The Bible Doesn’t Say, “Don’t Do It,” Does it?

by Wayne Jackson

Solomon once wrote that “there is no new thing under the sun” (Ecclesiastes 1:9). Certainly that saying is true with reference to the arguments that a swelling “progressive” element within the church is employing in defense of the idea that the use of musical instruments is permissible in Christian worship. Or at the very least, they allege, the issue is not one that should prevent fellowship between churches of Christ and denominational groups that use the instrument.

Professors in several colleges are attempting to argue this case, and a number of churches already have begun incorporating the instrument into their services. An even greater number contend that the matter is of no consequence, and there is little doubt that these will have the instrument in the not-distant future.

It once was the case that those who advocated the instrument attempted to make arguments that were at least remotely related to the biblical text. But those arguments proved to be so baseless that most of them have been abandoned. The mantra now appears to be that stale quip, “The Bible doesn’t say, ‘don’t do it.’”

One cannot but believe that with some of these folks it would not matter if the Bible explicitly stated, “You must not use mechanical music in Christian worship.” They would do it anyway, for they are “will-worshippers” (Colossians 2:23) who are enamored with carnality, rather than truth.

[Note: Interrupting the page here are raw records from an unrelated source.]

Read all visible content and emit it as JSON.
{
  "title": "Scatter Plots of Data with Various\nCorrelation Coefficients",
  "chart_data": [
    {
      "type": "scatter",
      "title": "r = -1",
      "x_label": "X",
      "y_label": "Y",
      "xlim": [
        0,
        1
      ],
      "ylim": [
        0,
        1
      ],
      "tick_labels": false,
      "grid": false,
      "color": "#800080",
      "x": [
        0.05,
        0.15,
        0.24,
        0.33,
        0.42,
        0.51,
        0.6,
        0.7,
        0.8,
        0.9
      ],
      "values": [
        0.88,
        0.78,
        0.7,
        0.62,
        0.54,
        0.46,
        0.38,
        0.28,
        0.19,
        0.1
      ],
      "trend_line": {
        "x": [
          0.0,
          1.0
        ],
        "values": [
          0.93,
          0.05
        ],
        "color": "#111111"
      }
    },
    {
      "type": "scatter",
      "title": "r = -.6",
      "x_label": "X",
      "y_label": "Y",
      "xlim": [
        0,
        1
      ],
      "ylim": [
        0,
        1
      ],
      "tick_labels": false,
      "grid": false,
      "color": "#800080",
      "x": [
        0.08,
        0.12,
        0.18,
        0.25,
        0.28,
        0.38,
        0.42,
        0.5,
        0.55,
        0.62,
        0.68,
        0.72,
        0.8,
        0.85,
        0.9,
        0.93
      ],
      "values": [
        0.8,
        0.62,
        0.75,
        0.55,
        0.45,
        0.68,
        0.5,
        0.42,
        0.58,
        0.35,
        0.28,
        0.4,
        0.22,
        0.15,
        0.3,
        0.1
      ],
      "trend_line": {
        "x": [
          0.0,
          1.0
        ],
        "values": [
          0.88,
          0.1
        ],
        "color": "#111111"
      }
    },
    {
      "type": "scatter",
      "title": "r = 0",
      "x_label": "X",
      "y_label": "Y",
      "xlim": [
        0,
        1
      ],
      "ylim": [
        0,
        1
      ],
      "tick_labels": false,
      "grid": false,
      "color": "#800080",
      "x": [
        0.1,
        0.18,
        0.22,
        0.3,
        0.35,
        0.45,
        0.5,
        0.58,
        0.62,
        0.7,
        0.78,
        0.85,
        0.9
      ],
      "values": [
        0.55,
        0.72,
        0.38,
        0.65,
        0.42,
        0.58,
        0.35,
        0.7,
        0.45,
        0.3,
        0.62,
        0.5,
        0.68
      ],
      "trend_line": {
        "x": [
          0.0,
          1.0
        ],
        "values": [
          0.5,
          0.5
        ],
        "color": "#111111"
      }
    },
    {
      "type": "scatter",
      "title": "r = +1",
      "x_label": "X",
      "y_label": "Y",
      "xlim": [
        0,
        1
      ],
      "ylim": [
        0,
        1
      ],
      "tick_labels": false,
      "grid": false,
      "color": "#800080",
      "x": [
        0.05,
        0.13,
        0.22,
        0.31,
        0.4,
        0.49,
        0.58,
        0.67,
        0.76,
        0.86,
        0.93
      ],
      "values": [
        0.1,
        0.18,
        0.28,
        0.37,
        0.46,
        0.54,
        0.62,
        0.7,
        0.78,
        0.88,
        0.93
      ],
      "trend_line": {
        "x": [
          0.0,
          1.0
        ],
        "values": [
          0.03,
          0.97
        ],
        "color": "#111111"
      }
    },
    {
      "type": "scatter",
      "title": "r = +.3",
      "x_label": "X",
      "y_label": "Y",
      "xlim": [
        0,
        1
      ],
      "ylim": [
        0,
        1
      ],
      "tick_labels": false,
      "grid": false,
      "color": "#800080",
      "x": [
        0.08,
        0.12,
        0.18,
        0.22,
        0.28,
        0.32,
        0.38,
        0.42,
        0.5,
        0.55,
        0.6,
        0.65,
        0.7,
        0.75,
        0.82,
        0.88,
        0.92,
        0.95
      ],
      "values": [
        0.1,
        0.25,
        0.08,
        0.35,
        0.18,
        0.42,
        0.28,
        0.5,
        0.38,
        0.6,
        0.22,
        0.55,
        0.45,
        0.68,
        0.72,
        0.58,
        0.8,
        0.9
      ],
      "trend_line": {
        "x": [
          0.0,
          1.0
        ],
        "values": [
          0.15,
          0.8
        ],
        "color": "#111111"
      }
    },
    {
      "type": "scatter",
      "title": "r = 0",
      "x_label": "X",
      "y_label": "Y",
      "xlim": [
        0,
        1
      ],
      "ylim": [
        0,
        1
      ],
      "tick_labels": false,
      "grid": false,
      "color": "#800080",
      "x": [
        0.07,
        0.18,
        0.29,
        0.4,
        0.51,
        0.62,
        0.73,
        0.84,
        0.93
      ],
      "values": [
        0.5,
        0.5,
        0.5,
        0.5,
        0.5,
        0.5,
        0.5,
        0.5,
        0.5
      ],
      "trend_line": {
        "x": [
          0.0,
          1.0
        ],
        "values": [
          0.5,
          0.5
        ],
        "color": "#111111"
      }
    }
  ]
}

Imagine for a moment the following scenario. A man takes his car into an automotive repair shop. He informs the proprietor that the vehicle is not running smoothly and he wants a tune-up. When the customer returns the following day, he is presented with a bill for more than $2,000. In addition to the tune-up, the repairman installed new brakes, a muffler, a carburetor, a fuel pump, and a new set of tires. The customer is enraged and protests: “I did not authorize these extra expenditures!” “I know that,” the mechanic responds, “but you did not say not to do it.” Suppose the case is taken to court. How do you reckon a judge would rule?

The issue is one of authority. While we recognize that there are many laws in the Bible that are explicitly negative, one may not draw the inference that everything is permitted that is not specifically condemned.

In the table of the Ten Commandments, the Lord said regarding “graven images,” i.e., idol gods, “you shall not bow yourself down to them” (Exodus 20:5). But what if some renegade Hebrew simply “stood” before an idol and prayed? Do you suppose that if he had done such, and made the defense, “He said, ‘don’t bow’; he didn’t say, ‘don’t stand’”? Do you suppose the Lord would have been impressed with such a depraved defense?

Can reasonable people not mentally anticipate the logical consequence of this type of reasoning? It throws wide open the gates of apostasy. Consider the following questions that surely could be posed by modern innovators.

  • Why can’t we pray to Mary and the saints? The Bible doesn’t explicitly condemn it.
  • Why can’t we observe communion on Saturday? The Bible doesn’t say not to.
  • Why can’t we have Pepsi and pizza for communion? The Bible doesn’t forbid it.
  • Why can’t we baptize babies? The New Testament doesn’t censure it.
  • Why can’t we smoke marijuana in worship? No text prohibits it.

It has become increasingly apparent that not only do we see a new generation emerging that knows practically nothing about the Scriptures, but largely it is a people that cannot reason. Logic, to them, is like an alien language.

For many, their entire religious emphasis (under a leaky umbrella they call “spiritual”) is one of feelings, self-centeredness, and an appeal to the carnal.